A: I have noticed that biomedical engineering students seem particularly interested in developing prosthetics and medical equipment. These areas are certainly growing in Mexico but not at an appropriate pace to accommodate for the number of students that graduate. Therefore, they often need to find jobs in different fields or move to other countries, meaning that much of Mexican talent is lost or constrained. However, CONACYT has developed numerous programs to support students, and universities are striving to raise funds for R&D projects in nanotechnology, tissue engineering, and genetic engineering, among others. As a means of supporting this ongoing process, Escala Biomédica has set up an internship program that gives students the opportunity to participate in specific projects. These include the creation of valuation models for highimpact technology and for primary, secondary, and tertiary care hospitals, new purchasing schemes, guidelines for telemedicine, and efficiency indicators.

Q: What would you highlight as the key needs of the current Mexican healthcare system?

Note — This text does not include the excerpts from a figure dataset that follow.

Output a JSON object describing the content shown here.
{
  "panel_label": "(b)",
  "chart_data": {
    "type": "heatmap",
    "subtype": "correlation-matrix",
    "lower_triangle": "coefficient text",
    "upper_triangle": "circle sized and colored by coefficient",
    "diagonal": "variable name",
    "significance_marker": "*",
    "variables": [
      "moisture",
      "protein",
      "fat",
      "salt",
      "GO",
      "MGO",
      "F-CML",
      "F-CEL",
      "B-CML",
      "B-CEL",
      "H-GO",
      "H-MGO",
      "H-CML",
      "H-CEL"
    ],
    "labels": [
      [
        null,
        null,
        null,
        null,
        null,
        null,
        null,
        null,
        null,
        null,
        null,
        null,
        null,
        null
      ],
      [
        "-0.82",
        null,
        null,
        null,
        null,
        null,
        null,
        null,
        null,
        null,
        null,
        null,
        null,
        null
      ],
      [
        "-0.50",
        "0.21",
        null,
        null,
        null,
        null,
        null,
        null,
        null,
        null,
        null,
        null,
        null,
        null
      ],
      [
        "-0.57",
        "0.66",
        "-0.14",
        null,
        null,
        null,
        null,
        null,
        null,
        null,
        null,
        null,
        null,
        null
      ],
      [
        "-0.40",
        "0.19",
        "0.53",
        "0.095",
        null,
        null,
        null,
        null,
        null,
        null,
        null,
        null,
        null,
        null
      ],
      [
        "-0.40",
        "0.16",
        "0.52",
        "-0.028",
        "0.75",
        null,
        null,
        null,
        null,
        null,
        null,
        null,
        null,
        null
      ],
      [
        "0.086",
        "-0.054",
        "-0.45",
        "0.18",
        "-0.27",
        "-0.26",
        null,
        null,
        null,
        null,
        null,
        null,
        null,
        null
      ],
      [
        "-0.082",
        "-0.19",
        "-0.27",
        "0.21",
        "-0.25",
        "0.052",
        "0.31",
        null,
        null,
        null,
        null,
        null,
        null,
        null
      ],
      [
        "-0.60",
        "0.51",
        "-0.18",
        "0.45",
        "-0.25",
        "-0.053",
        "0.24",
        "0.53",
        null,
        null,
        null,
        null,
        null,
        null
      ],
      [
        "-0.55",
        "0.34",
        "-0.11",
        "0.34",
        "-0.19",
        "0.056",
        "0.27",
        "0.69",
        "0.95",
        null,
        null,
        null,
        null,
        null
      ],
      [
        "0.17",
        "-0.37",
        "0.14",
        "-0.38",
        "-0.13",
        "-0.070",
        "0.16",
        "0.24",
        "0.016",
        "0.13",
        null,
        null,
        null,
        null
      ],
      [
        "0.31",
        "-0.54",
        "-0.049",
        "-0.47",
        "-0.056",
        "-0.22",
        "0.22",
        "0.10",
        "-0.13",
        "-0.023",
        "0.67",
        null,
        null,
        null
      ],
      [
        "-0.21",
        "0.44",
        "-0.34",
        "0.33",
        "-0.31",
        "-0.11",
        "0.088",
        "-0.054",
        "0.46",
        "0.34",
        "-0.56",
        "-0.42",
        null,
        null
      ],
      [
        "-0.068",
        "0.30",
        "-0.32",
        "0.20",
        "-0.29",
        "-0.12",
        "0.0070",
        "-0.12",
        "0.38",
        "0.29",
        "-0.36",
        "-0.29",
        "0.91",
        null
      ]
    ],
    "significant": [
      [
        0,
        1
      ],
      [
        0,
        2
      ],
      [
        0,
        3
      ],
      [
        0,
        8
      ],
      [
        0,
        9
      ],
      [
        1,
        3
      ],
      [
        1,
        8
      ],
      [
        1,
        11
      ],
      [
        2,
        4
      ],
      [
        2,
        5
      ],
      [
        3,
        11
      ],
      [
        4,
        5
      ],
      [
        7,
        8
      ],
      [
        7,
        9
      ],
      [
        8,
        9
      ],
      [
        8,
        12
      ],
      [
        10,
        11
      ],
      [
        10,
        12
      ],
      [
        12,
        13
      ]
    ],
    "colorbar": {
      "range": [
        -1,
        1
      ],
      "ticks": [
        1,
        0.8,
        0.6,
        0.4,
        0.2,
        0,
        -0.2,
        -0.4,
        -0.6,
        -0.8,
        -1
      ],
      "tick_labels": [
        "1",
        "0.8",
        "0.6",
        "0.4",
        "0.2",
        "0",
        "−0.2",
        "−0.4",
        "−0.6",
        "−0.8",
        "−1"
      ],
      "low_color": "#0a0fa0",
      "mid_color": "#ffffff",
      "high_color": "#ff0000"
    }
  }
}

A: One of the most important trends in the Mexican healthcare system today is the move towards universal coverage. In order to achieve this, the agency must implement a more streamlined infrastructure and employ an effective system within budget constraints to attain sufficient medical supplies, as well as making concerted efforts to eliminate the discrepancies between healthcare provisions in major cities and rural areas. The government supports digital health, which requires improved medical infrastructure and crucial data management, since portable electronic medical records are still lacking in Mexico and these developments require effective communication strategies.

Q: How have international certifications changed the face of Mexico’s health sector?

A: The biggest advantage of international certifications is the standardization of high-quality services and procedures, which will lead to incremental numbers of foreign patients coming to Mexico due to greater confidence in adequate levels of service and regulation. The Joint Commission International (JCI) is currently debating to the prospect of increasing the number of foreign patients that JCIaccredited hospitals can receive.

Q: How would you compare public and private hospitals with regards to their acquisition and use of digital health technologies?

A: Public and private hospitals experience common problems regarding data management and adequate infrastructure and few have sufficient funds allocated to acquiring the latest equipment, meaning that a better allocation of resources is needed on all sides. Electronic medical records in public and private hospitals use similar processes but lack of infrastructure and process management makes it difficult to comprehensively incorporate the system within the public sector.

Q: What is your opinion of the new COFEPRIS norm for technovigilance?

A: This new norm is significant for the development of safer medical devices but its content should be clearer. The system that will be adopted for reporting and managing events related to medical devices is crucial for the success of technovigilance, and this will be easier to implement since hospitals are already familiar with the general requirements due to their experience with pharmacovigilance.